Fairfax - Penny Sackett* | Will Steffen*

According to the ABC’s Vote Compass, a majority of voters has put the environment ahead of the economy as the top election issue. Yet the budget we haven’t heard about in this so-called "climate election" is the carbon budget. That’s the budget set by the laws of physics and chemistry to hold global warming to the safer side of 2 degrees.
A polar bear climbs out of the water in the Franklin Strait in the Canadian Arctic Archipelago. The Arctic is suffering dramatic loss of sea ice. Credit: AP
Barring some speculative technology deployed in the next decade on massive, unprecedented scales that pulls down more carbon from the atmosphere than we are putting up, the emissions budget that humans must not exceed is 1000 billion tonnes of carbon – give or take. That’s the total carbon budget – from the beginning of the industrial revolution – to keep global warming strictly below 2 degrees with at least a 2/3 chance.

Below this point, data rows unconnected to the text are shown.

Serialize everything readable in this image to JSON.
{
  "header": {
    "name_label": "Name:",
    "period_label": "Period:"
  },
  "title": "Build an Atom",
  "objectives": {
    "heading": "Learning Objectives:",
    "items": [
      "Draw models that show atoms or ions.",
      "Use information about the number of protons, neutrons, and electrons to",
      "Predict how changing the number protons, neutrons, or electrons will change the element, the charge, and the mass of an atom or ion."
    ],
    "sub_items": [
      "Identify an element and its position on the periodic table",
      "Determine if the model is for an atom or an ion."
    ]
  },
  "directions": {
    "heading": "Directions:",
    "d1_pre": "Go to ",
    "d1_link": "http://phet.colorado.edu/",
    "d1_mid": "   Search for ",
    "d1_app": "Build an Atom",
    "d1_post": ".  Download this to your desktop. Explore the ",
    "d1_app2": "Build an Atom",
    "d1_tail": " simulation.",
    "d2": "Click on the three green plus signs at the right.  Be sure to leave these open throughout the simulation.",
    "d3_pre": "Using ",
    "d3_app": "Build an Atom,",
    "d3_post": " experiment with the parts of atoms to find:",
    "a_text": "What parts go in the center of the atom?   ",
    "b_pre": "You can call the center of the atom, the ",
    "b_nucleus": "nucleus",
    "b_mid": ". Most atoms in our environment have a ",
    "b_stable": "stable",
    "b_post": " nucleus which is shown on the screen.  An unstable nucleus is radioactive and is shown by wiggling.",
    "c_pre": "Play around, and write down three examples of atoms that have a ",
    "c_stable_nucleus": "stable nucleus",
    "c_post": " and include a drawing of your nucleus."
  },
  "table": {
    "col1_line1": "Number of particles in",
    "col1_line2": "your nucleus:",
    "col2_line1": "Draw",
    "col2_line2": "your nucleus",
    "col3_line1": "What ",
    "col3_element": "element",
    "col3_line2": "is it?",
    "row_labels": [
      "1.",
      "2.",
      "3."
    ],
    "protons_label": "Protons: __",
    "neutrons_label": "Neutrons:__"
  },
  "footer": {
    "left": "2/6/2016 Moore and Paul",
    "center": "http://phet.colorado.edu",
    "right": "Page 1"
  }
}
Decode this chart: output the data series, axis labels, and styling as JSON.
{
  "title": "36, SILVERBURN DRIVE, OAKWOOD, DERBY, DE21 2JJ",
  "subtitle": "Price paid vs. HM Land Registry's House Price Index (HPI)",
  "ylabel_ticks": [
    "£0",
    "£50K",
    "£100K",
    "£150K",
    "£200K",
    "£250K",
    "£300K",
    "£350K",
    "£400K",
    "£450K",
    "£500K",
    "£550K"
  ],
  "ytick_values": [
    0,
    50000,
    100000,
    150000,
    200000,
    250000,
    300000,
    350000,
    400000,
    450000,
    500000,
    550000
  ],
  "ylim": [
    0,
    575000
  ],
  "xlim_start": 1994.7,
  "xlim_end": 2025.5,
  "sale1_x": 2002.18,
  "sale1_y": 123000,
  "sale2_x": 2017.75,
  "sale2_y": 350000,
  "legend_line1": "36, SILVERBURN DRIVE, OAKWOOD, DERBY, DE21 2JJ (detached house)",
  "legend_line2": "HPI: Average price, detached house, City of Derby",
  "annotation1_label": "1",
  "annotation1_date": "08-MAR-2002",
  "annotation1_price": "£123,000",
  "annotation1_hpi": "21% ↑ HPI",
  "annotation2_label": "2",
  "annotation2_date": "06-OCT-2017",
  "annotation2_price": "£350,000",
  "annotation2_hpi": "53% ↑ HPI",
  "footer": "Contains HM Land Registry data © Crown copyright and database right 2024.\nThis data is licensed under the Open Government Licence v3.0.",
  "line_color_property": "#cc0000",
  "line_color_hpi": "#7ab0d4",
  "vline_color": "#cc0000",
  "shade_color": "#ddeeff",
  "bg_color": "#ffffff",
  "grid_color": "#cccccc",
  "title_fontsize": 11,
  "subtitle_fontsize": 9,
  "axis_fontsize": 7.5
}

But the amount we have left to “spend” is much less, for three reasons. First, humans have already emitted 585 billion tonnes of carbon over the course of history until the end of last year. That must be subtracted to see what’s left.
Second, other greenhouse gases, such as methane and nitrous oxide, also cause warming, so we need to account for their effects. That’s another 210 billion tonnes of carbon we can’t spend.
Finally, the budget must be reduced by 110 billion tonnes more, because warming increases the release of land carbon to the atmosphere, specifically through wildfires and the melting of permafrost, effects that reports from the Intergovernmental Panel on Climate Change have not taken into account.
fter doing the sums, only 95 billion of the original 1000 billion tonnes is left to spend on carbon dioxide emissions. With 10 billion tonnes of carbon emitted every year, without immediate action, humanity will burn through the remaining budget in just 10 years. At that point, the chances of holding warming to 2 degrees will drop below 2/3, and we might as well flip a coin to know whether the climate will exceed boundaries maintained for more than a million years.
To put that in an Australian context, we can divide that remaining 95 billion-tonne budget evenly across the world’s population. With 0.33% of the world’s population, Australia’s “fair share” of the remaining budget is 310 million (million, not billion) tonnes of carbon to “spend” on carbon dioxide emissions, which come primarily from burning fossil fuels.
Sound like a goodly amount? Well, using recent numbers from the National Greenhouse Gas Inventory, Australia would use up that “fair share” in just three years.
Three years. Now there’s something that fits into an electoral cycle. And that’s not even counting the carbon dioxide that results from exported Australian coal burnt overseas.
We are accelerating toward disaster. Carbon dioxide in the atmosphere continues to increase year after year. In fact, the rate at which it is increasing is itself increasing.
Renewable energy technologies, electric cars, improved land use, and managing waste are all important pieces of a transition to a healthy, prosperous Australia living within a carbon budget. But from a scientific point of view, the single most critical climate issue in this election is the elephant in the room.
You know the one, that rogue elephant that is trying desperately to remain invisible and not leave footprints on policy papers: the continued expansion of fossil fuel extraction in Australia.
Fossil fuel reserves already being exploited contain more than enough carbon to consume the remaining carbon budget for the 2 degrees Paris target. Simply put, it is senseless, dangerous and irresponsible to expand fossil fuel facilities in Australia (or anywhere else).
We are in the midst of a climate emergency that is disproportionately affecting the young, the poor, and the vulnerable. In emergencies, good leaders take considered, immediate and extraordinary action to combat the biggest source of threat. Australia needs leaders who acknowledge and commit to combating this climate elephant in the party room. Will they step forward before May 18?

*Penny Sackett, former Chief Scientist for Australia, is a physicist and honorary professor at the Climate Change Institute, Australian National University.
*Will Steffen is an emeritus professor at ANU and a councillor at the Climate Council.